We did this one on a Thursday, much more like a “typical” chemo procedure.
- First, chat about the prior week with the nutritionist, the nurse, the drug trial research assistant. Symptoms? What did I eat? How’s the nausea? How’s everything “coming out”? More important questions were about my sore muscles & joints on the 3 day following the infusion, and whether I had a headache too (no).
- Then hook up the port, that was “installed” just over a month ago. This means just seating a little cap that drives a thin tube into the socket just under the surface of my skin. This is done under high sterile conditions, the skin around the socket is cleaned. The nurse & I both wear surgery masks. I wear a button down shirt so it can be moved aside without having to take it off. Sterile paper separates the socket area from the shirt. These precautions are because this little port tops a tube that runs directly into my jugular vein, kinda one of the interstate highways for my blood returning to my heart. Anything going into the port, goes into my bloodstream, directly.
- Then it gets all taped up so noting can be easily yanked off or displaced. Good idea, very tidy! And then since they already have access, they draw some blood for testing. Finally a blood test without additional needles!
- Hang around for 30 minutes while the very fast phlebotomy lab turns the results around and Dr. Picozzi & posse talk over the results. My bilirubin finally got the much desired 1.2 mg/dL!!!! BUT the 1st chemo dropped my T-cell count a lot. Enough to make an adjustment of reducing the amount to be infused by 25%. This is not as boring as it may sound because they included me in the discussion, explaining the impact & affects on my body, and connecting the joint & muscle pain to the white blood cell drop.
- Each round of chemo is prescribed by the Doc on the spot, custom made in a compounding lab somewhere in the warren of Victoria Mason, and then returned in IV bags to get dripped into my port. This takes another 30-60 minutes.
- Then the 1st chemo bag gets plugged into me. I’l tell you about the chemicals next week. There are 2 bags, one for each chemical. They’re each aded one at a time, and the start & end times are recorded. This takes about an hour.
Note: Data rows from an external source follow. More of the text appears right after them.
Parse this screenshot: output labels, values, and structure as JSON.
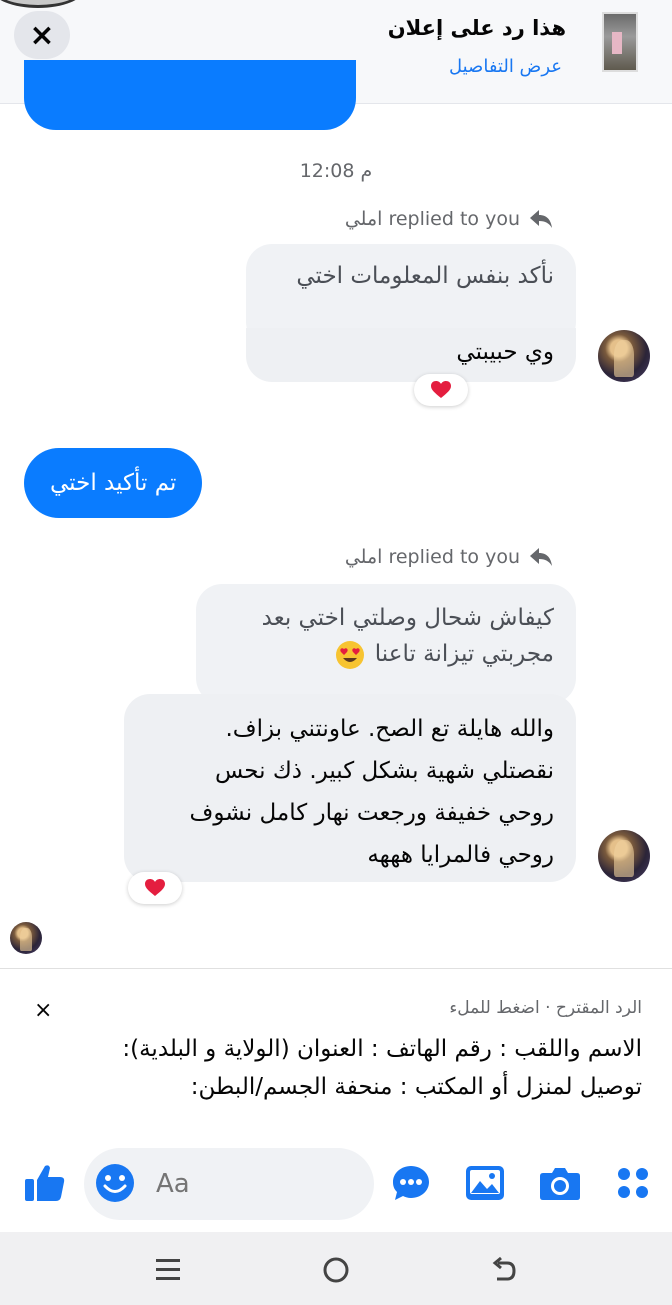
{
  "ad_banner": {
    "title": "هذا رد على إعلان",
    "details_link": "عرض التفاصيل",
    "close_icon": "close-icon"
  },
  "conversation": {
    "timestamp": "12:08 م",
    "reply_header_1": "املي replied to you",
    "quote_1": "نأكد بنفس المعلومات اختي",
    "message_1": "وي حبيبتي",
    "reaction_1": "heart",
    "outgoing_1": "تم تأكيد اختي",
    "reply_header_2": "املي replied to you",
    "quote_2_line1": "كيفاش شحال وصلتي اختي بعد",
    "quote_2_line2": "مجربتي تيزانة تاعنا",
    "quote_2_emoji": "heart-eyes-emoji",
    "message_2_lines": [
      "والله هايلة تع الصح. عاونتني بزاف.",
      "نقصتلي شهية بشكل كبير.  ذك نحس",
      "روحي خفيفة ورجعت نهار كامل نشوف",
      "روحي فالمرايا هههه"
    ],
    "reaction_2": "heart"
  },
  "suggested_reply": {
    "header": "الرد المقترح · اضغط للملء",
    "text_line1": "الاسم واللقب : رقم الهاتف : العنوان (الولاية و البلدية):",
    "text_line2": "توصيل لمنزل أو المكتب : منحفة الجسم/البطن:",
    "close": "×"
  },
  "composer": {
    "placeholder": "Aa",
    "icons": [
      "apps-icon",
      "camera-icon",
      "gallery-icon",
      "chat-bubble-icon",
      "emoji-icon",
      "like-icon"
    ]
  },
  "colors": {
    "accent": "#0a7cff",
    "icon_blue": "#1877f2",
    "incoming_bg": "#eef0f3",
    "heart": "#e41e3f"
  }
}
- Finally, detach the cap over the port and put on a little band aid. The port closes up right away, and in about 2 hours the skin above will heal from its tiny perforation. Cleanup and go home! This week it took the full 4 hours.
Writing about this 3 days after it happened lets me finish this week’s story in one post! My “bad” day was a lot easier than last week’s. Less aches & pains. Still fatiguing. I took a nap yesterday and dragged around a lot. But all in all it was just about 75% as difficult as last week. Is that the same as 25% easier?
The big difference is that I did a full day of work the next day. We’re on a Thursday chemo schedule from now on. So I worked from home on Friday. We’re in this really tricky phase where we all learn to use the shared tools we al bring to the work, which means we have to agree on language, syntax and how concepts relate to each other and will be used to do the analysis work. I’m in a 99% facilitator mode right now, making sure that each team member’s work is used where it counts the most, where everyone is working in areas where they are most interested, and that everyone gets heard and the listening is done with at least a little shared context…preferably as much shared context as we can paint on.
Facilitating . this . is . exhausting … But it’s doable, so I got through the day pretty well.
And here it is, Sunday. Not all the way better but pretty damned good.